HDR is nothing more than metadata about the color spaces. The way the underlying pixel data is encoded does not change. HDR consists of
1. A larger color space, allowing for more colors (through different color primaries) and a higher brightness range (though a different gamma function)
2. Metadata (either static or per-scene or per-frame) like a scene's peak brightness concrete tonemapping settinsg, which can help players and displays map the video's colors to the set of colors it can display.
I actually have a more advanced but more compact "list of resources" on video stuff in another gist; that has a section on color spaces and HDR:
> 10 bits per sample Rec. 2020 uses video levels where the black level is defined as code 64 and the nominal peak is defined as code 940. Codes 0–3 and 1,020–1,023 are used for the timing reference. Codes 4 through 63 provide video data below the black level while codes 941 through 1,019 provide video data above the nominal peak.
The way I understand it, we've got the YCbCr that is being converted to an RGB value which directly corresponds to how bright we drive the R, G, and B subpixels. So wouldn't the entire range already be available? As in, post-conversion to RGB you've got 256 levels for each channel which can be anywhere from 0 to 255 or 0% to 100%? We could go to 10-bit color which would then give you finer control with 1024 levels per channel instead of 256, but you still have the same range of 0% to 100%. Does the YCbCr -> RGB conversion not use the full 0-255 range in RGB?
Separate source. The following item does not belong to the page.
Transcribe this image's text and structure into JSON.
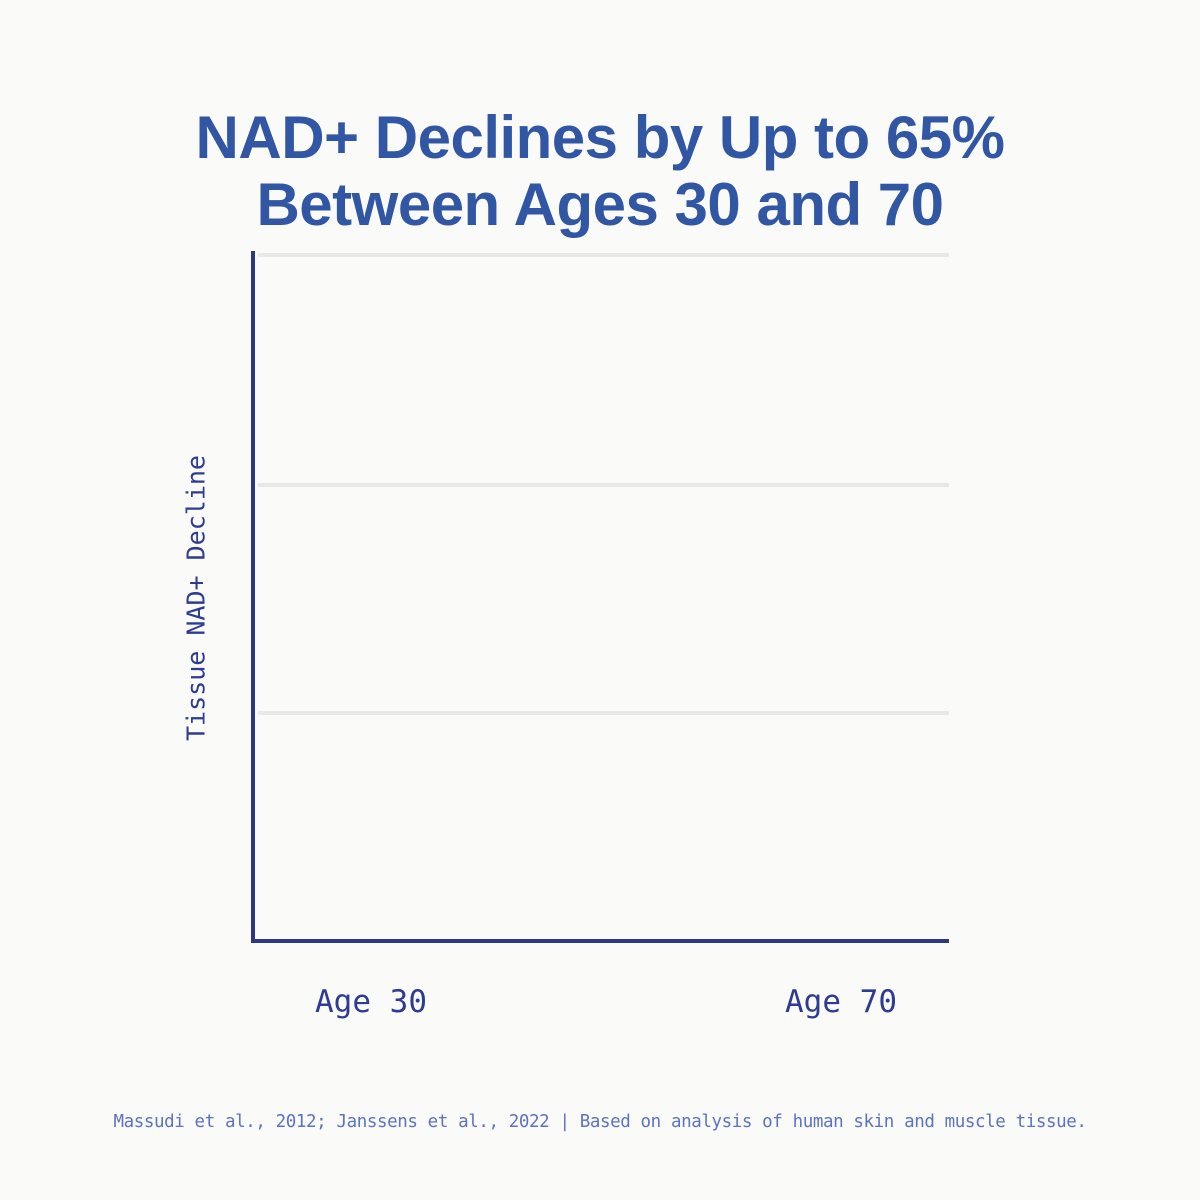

Naturally, we can stick brighter backlights in our monitors to make the difference between light and dark more significant, but that wouldn't change the on-disk or on-the-wire formats. Those formats have changed (video files are specifically HDR or SDR and operating systems need to support HDR to drive HDR monitors), so clearly I am missing something but all of my searches only find people comparing the final image without digging into the technical details behind the shift. Anyone care to explain or have links to a good source of information on the topic?